Rolling on the floor laughing
He must be: Enggak salah lagi, cowok penyuka film komedi pasti lucu dan humoris. Bahkan, dia juga cenderung konyol dalam bertingkah. Hasilnya, kita jadi betah berada di sampingnya karena dia selalu punya seribu cara untuk membuat kita tertawa. Tapi, karakternya yang konyol terkadang membuat dia jadi susah diajak serius. Bawaannya bercanda terus, sih. Padahal, ada kalanya, kan, kita pengin dia menanggapi kita dengan serius.
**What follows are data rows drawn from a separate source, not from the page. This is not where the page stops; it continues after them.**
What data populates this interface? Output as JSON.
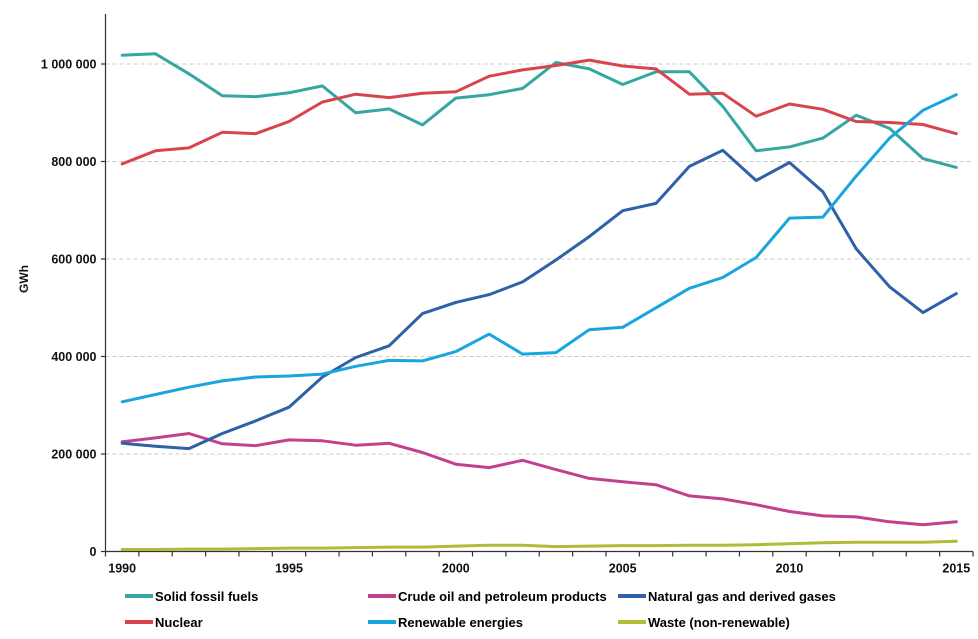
{
  "page": {
    "background": "#ffffff",
    "unit_label": "GWh"
  },
  "chart_data": {
    "type": "line",
    "title": "",
    "xlabel": "",
    "ylabel": "GWh",
    "x": [
      1990,
      1991,
      1992,
      1993,
      1994,
      1995,
      1996,
      1997,
      1998,
      1999,
      2000,
      2001,
      2002,
      2003,
      2004,
      2005,
      2006,
      2007,
      2008,
      2009,
      2010,
      2011,
      2012,
      2013,
      2014,
      2015
    ],
    "x_major_tick_labels": [
      "1990",
      "1995",
      "2000",
      "2005",
      "2010",
      "2015"
    ],
    "x_major_tick_years": [
      1990,
      1995,
      2000,
      2005,
      2010,
      2015
    ],
    "y_ticks": [
      {
        "value": 0,
        "label": "0"
      },
      {
        "value": 200000,
        "label": "200 000"
      },
      {
        "value": 400000,
        "label": "400 000"
      },
      {
        "value": 600000,
        "label": "600 000"
      },
      {
        "value": 800000,
        "label": "800 000"
      },
      {
        "value": 1000000,
        "label": "1 000 000"
      }
    ],
    "ylim": [
      0,
      1100000
    ],
    "grid": "horizontal-dashed",
    "legend_position": "bottom",
    "series": [
      {
        "name": "Solid fossil fuels",
        "color": "#36a7a0",
        "values": [
          1018000,
          1021000,
          980000,
          935000,
          933000,
          941000,
          955000,
          900000,
          908000,
          875000,
          930000,
          937000,
          950000,
          1003000,
          990000,
          958000,
          984000,
          984000,
          913000,
          822000,
          830000,
          848000,
          895000,
          868000,
          806000,
          788000
        ]
      },
      {
        "name": "Crude oil and petroleum products",
        "color": "#c2418f",
        "values": [
          225000,
          233000,
          242000,
          221000,
          217000,
          229000,
          227000,
          218000,
          222000,
          203000,
          179000,
          172000,
          187000,
          168000,
          150000,
          143000,
          137000,
          114000,
          108000,
          96000,
          82000,
          73000,
          71000,
          61000,
          55000,
          61000
        ]
      },
      {
        "name": "Natural gas and derived gases",
        "color": "#2d61a8",
        "values": [
          222000,
          216000,
          211000,
          242000,
          268000,
          296000,
          358000,
          398000,
          422000,
          488000,
          511000,
          527000,
          553000,
          598000,
          646000,
          699000,
          714000,
          790000,
          823000,
          761000,
          798000,
          738000,
          621000,
          543000,
          490000,
          529000
        ]
      },
      {
        "name": "Nuclear",
        "color": "#d8444e",
        "values": [
          795000,
          822000,
          828000,
          860000,
          857000,
          882000,
          922000,
          938000,
          931000,
          940000,
          943000,
          975000,
          988000,
          997000,
          1008000,
          996000,
          990000,
          938000,
          940000,
          893000,
          918000,
          907000,
          882000,
          880000,
          876000,
          857000
        ]
      },
      {
        "name": "Renewable energies",
        "color": "#19a5de",
        "values": [
          307000,
          322000,
          337000,
          350000,
          358000,
          360000,
          364000,
          380000,
          392000,
          391000,
          410000,
          446000,
          405000,
          408000,
          455000,
          460000,
          500000,
          540000,
          562000,
          603000,
          684000,
          686000,
          770000,
          848000,
          905000,
          937000
        ]
      },
      {
        "name": "Waste (non-renewable)",
        "color": "#b2bb36",
        "values": [
          4000,
          4000,
          5000,
          5000,
          6000,
          7000,
          7000,
          8000,
          9000,
          9000,
          11000,
          13000,
          13000,
          10000,
          11000,
          12000,
          12000,
          13000,
          13000,
          14000,
          16000,
          18000,
          19000,
          19000,
          19000,
          21000
        ]
      }
    ],
    "legend_rows": [
      [
        "Solid fossil fuels",
        "Crude oil and petroleum products",
        "Natural gas and derived gases"
      ],
      [
        "Nuclear",
        "Renewable energies",
        "Waste (non-renewable)"
      ]
    ]
  }
}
What is the beginning of everything?
He must be: Cowok penyuka film dokumenter bisa jadi adalah orang yang serius. Bukan berarti cowok tipe ini enggak suka bercanda, hanya saja dia terbiasa menanggapi segala hal dengan serius. Asyiknya, sama dia kita enggak perlu menebak-nebak. Soalnya, dia anti bertele-tele dan bakal straight forward bilang ya atau tidak. Jadi, kita bakal cepat tahu kalau dia suka atau enggak sama kita. Tapiii, mereka kaku kalau diajak ngobrol. Makanya, kita harus pintar-pintar, nih, cari cara buat mencairkan suasana.

Screaming out loud
He must be: Satu hal tentang cowok penggemar film horor, mereka termasuk cowok yang berani mengambil risiko. Enggak jarang, dia pun melakukan hal-hal nekat di luar dugaan. Karena itulah, teman-temannya pun mengenal dia sebagai si usil yang paling gila. Cowok penyuka film horor juga cenderung suka meremehkan dan memandang rendah segala hal. Ini nih enggak asyiknya! Tapi, sifatnya yang fun dan seru bikin dia jadi pacar yang enggak membosankan.

Curious as a cat
He must be: Cowok penyuka film sci-fi biasanya termasuk cowok pintar. Biarpun terkesan selalu serius, cowok tipe ini justru sangat suka berkhayal. Sayang, cowok penyuka film sci-fi seringkali terkesan membosankan, karena dia hanya seru untuk diajak ngobrol tentang hal yang itu-itu saja. Makanya, tugas kita, nih, mengenalkan dia pada hal-hal yang enggak pernah dia kenal sebelumnya.

Cartoon lover's
He must be: Kita sepertinya harus banyak bersabar dengan cowok penyuka film kartun atau anime. Sifatnya yang kekanak-kanakan bisa jadi bakal bikin kita jengkel berkali-kali. Bukan hanya itu, dia juga jenis cowok yang ingin selalu diperhatikan dan enggak mau kalah. Tapi sebenarnya, di balik sifat kekanak-kanakannya, cowok tipe ini terkenal sangat penyayang, lho.

Heart for drama
He must be: Enggak seperti cowok pada umumnya, cowok penyuka film drama termasuk orang yang sensitif. Dia peka dengan perasaan orang lain, apalagi perasaan pacarnya. Cihuy! Selain itu, dia juga perhatian, jadi kita pasti bakal dimanja habis-habisan. Enggak heran, deh, mama dan papa pasti langsung kasih lampu hijau ke dia. Habis dia dewasa, sih. Kelemahannya, cowok yang suka drama biasanya sangat detil. Setiap kali nge-date, dia pasti bakal memperhatikan semua hal, termasuk dandanan kita. Umm, kadang pakai kritik juga.